[PyQt] QMessagebox.exec_() documentation

Phil Thompson phil at riverbankcomputing.com
Sun May 9 17:56:13 BST 2010


On Sun, 9 May 2010 18:32:33 +0200, Wolfgang Rohdewald
<wolfgang at rohdewald.de> wrote:
> the doc at
>
http://www.riverbankcomputing.co.uk/static/Docs/PyQt4/html/qmessagebox.html#exec
> says that the exec_() slot returns the StandardButtons value of 
> the button that was clicked.
> 
> The C++ doc says if user defined buttons are used, an opaque value is
> returned.
> This is not mentioned in the PyQt4 doc.

It should be.

> exec_() is only used in
> examples but not explicitly defined so I would expect it to behave like
the
> inherited QDialog.exec_()

You should expect it to behave like QMessageBox::exec().

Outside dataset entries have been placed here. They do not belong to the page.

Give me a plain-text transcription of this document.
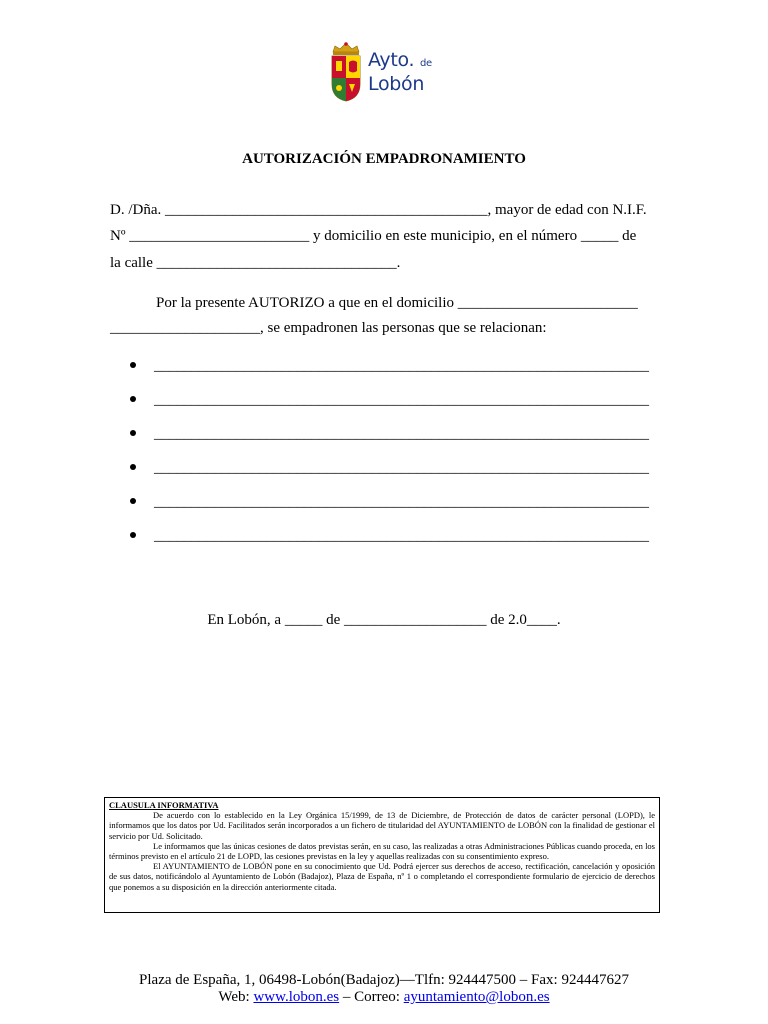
Ayto. de
Lobón
AUTORIZACIÓN EMPADRONAMIENTO
D. /Dña. ___________________________________________, mayor de edad con N.I.F.
Nº ________________________ y domicilio en este municipio, en el número _____ de
la calle ________________________________.
Por la presente AUTORIZO a que en el domicilio ________________________
____________________, se empadronen las personas que se relacionan:
__________________________________________________________________
__________________________________________________________________
__________________________________________________________________
__________________________________________________________________
__________________________________________________________________
__________________________________________________________________
En Lobón, a _____ de ___________________ de 2.0____.
CLAUSULA INFORMATIVA

De acuerdo con lo establecido en la Ley Orgánica 15/1999, de 13 de Diciembre, de Protección de datos de carácter personal (LOPD), le informamos que los datos por Ud. Facilitados serán incorporados a un fichero de titularidad del AYUNTAMIENTO de LOBÓN con la finalidad de gestionar el servicio por Ud. Solicitado.

Le informamos que las únicas cesiones de datos previstas serán, en su caso, las realizadas a otras Administraciones Públicas cuando proceda, en los términos previsto en el artículo 21 de LOPD, las cesiones previstas en la ley y aquellas realizadas con su consentimiento expreso.

El AYUNTAMIENTO de LOBÓN pone en su conocimiento que Ud. Podrá ejercer sus derechos de acceso, rectificación, cancelación y oposición de sus datos, notificándolo al Ayuntamiento de Lobón (Badajoz), Plaza de España, nº 1 o completando el correspondiente formulario de ejercicio de derechos que ponemos a su disposición en la dirección anteriormente citada.

Plaza de España, 1, 06498-Lobón(Badajoz)—Tlfn: 924447500 – Fax: 924447627
Web: www.lobon.es – Correo: ayuntamiento@lobon.es
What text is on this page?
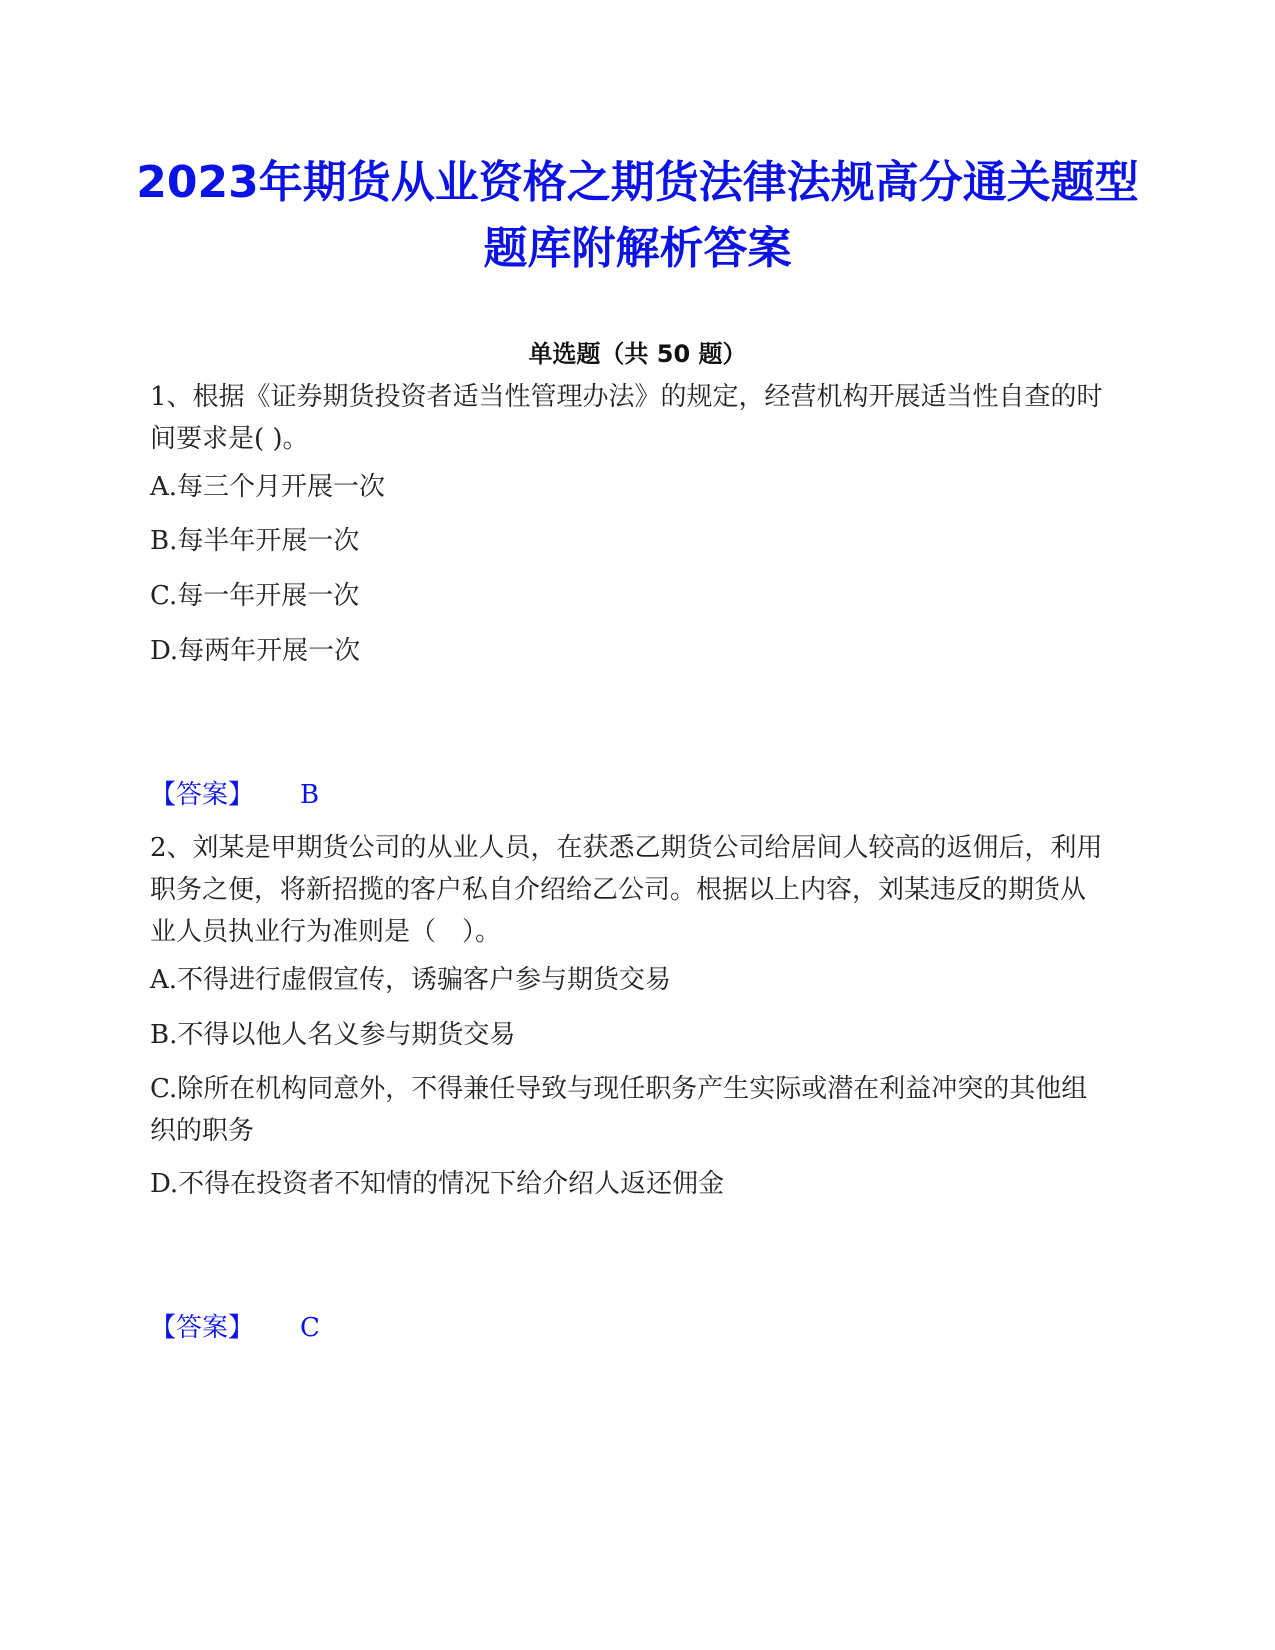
2023年期货从业资格之期货法律法规高分通关题型题库附解析答案
单选题（共 50 题）

1、根据《证券期货投资者适当性管理办法》的规定，经营机构开展适当性自查的时间要求是( )。

A.每三个月开展一次

B.每半年开展一次

C.每一年开展一次

D.每两年开展一次

【答案】 B

2、刘某是甲期货公司的从业人员，在获悉乙期货公司给居间人较高的返佣后，利用职务之便，将新招揽的客户私自介绍给乙公司。根据以上内容，刘某违反的期货从业人员执业行为准则是（　）。

A.不得进行虚假宣传，诱骗客户参与期货交易

B.不得以他人名义参与期货交易

C.除所在机构同意外，不得兼任导致与现任职务产生实际或潜在利益冲突的其他组织的职务

D.不得在投资者不知情的情况下给介绍人返还佣金

【答案】 C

> In the class below, QMessageBox.exec_() returns 0 for for the button with
> the YesRole and 1 for the button with the NoRole. Why is that so? Could
> this be an index into the button list? It certainly is not a
> QMessageBox.ButtonRole value.
> 
> Using pyqt 4.7.2 on kubuntu 10.04
> 
> class SwapDialog(QMessageBox):
>     def __init__(self, swappers):
>         QMessageBox.__init__(self)
>         self.setWindowTitle(m18n("Swap Seats") + ' - Kajongg')
>         self.setText("By the rules, %s and %s should now exchange their
>         seats. " % \
>             (swappers[0].name, swappers[1].name))
>         self.yesAnswer = QPushButton("&Exchange")
>         self.addButton(self.yesAnswer, QMessageBox.YesRole)
>         self.noAnswer = QPushButton("&Keep seat")
>         self.addButton(self.noAnswer, QMessageBox.NoRole)
> 
>     def exec_(self):
>         QMessageBox.exec_(self)
>         # ignore strange exec_ return value
>         return self.clickedButton() == self.yesAnswer

As the Qt docs say, use clickedButton().